In the wake of the Milli Vanilli lip-synching scandal of 1990, a lawsuit was filed by former Mary Jane Girl Yvette (Corvette) Marine, alleging that her vocals and Paula’s were blended on Forever Your Girl to come up with the final product. Paula and her label, Virgin, emerged from the suit victoriously. With her artistic integrity (believe me, it took a lot to write that with a straight face) in question, Paula joined forces with NYC art-funk-rockers The Family Stand for her second studio album, Spellbound. It reached the top spot of Billboard’s pop album chart, although it wasn’t near as R&B-friendly as her previous work. None of the album’s singles peaked in the Top 10 of Billboard’s R&B charts, although two tracks topped the Pop Hot 100. A successful tour to support the album followed, on which Color Me Badd served as support. More controversy followed in regards to Paula’s fluctuating weight, a situation that reached surreal heights of ridiculousness when her video for “The Promise Of A New Day” found the film stretched lengthwise to make her seem slimmer.

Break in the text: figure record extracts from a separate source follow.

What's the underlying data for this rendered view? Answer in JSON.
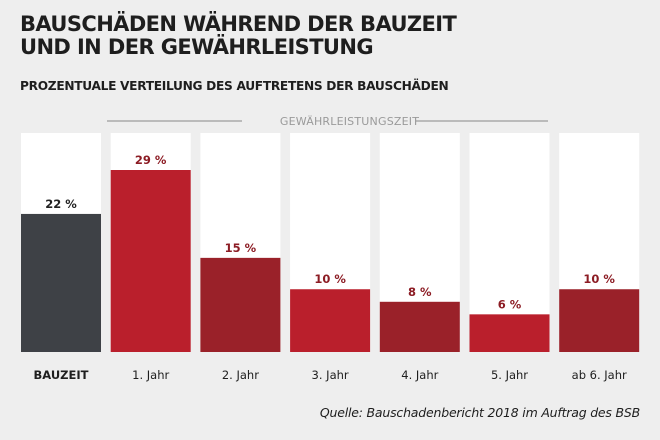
{
  "title_line1": "BAUSCHÄDEN WÄHREND DER BAUZEIT",
  "title_line2": "UND IN DER GEWÄHRLEISTUNG",
  "subtitle": "PROZENTUALE VERTEILUNG DES AUFTRETENS DER BAUSCHÄDEN",
  "bracket_label": "GEWÄHRLEISTUNGSZEIT",
  "source": "Quelle: Bauschadenbericht 2018 im Auftrag des BSB",
  "colors": {
    "background": "#eeeeee",
    "panel": "#ffffff",
    "bauzeit": "#3e4146",
    "red": "#ba1f2c",
    "dark_red": "#9a2129",
    "label_red": "#8c1c24",
    "label_dark": "#222222",
    "bracket": "#aaaaaa"
  },
  "chart_data": {
    "type": "bar",
    "title": "BAUSCHÄDEN WÄHREND DER BAUZEIT UND IN DER GEWÄHRLEISTUNG",
    "subtitle": "PROZENTUALE VERTEILUNG DES AUFTRETENS DER BAUSCHÄDEN",
    "categories": [
      "BAUZEIT",
      "1. Jahr",
      "2. Jahr",
      "3. Jahr",
      "4. Jahr",
      "5. Jahr",
      "ab 6. Jahr"
    ],
    "values": [
      22,
      29,
      15,
      10,
      8,
      6,
      10
    ],
    "value_labels": [
      "22 %",
      "29 %",
      "15 %",
      "10 %",
      "8 %",
      "6 %",
      "10 %"
    ],
    "bar_colors": [
      "#3e4146",
      "#ba1f2c",
      "#9a2129",
      "#ba1f2c",
      "#9a2129",
      "#ba1f2c",
      "#9a2129"
    ],
    "unit": "%",
    "ylim": [
      0,
      29
    ],
    "grid": false,
    "annotation": "GEWÄHRLEISTUNGSZEIT"
  }
}
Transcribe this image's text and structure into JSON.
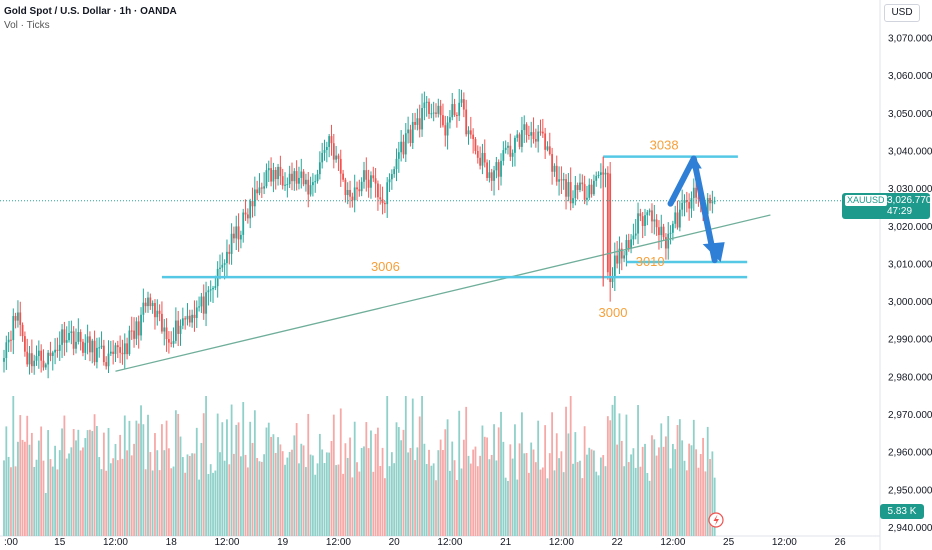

Paula took another break, during which she married Brat Pack actor Emilio Estevez. By the time she returned in 1995, she was a divorcee (not WINNING,) and music fans had largely moved on. The fact that her rival Janet Jackson had become the grand dame of Virgin Records during Paula’s absence probably didn’t help much. Paula disappeared to lick her wounds for a while, resurfacing in 2002 as the host of singing reality show American Idol. The irony of Paula Abdul judging a singing show was not lost on me, but she re-attained superstar status, thanks to her banter with fellow judge Simon Cowell, and gushing, occasionally loopy critiques. How loopy, you ask? So loopy that rumors of an addiction to painkillers persist despite consistent denials from Paula. She left the show in 2009, going on to host her own reality show and she reunited with Cowell briefly in 2011 to judge another singing-based reality show, X-Factor. Aside from a couple of stray singles, however, Paula has yet to fully resume her singing career. Her last full-length album release remains 1995’s Head Over Heels.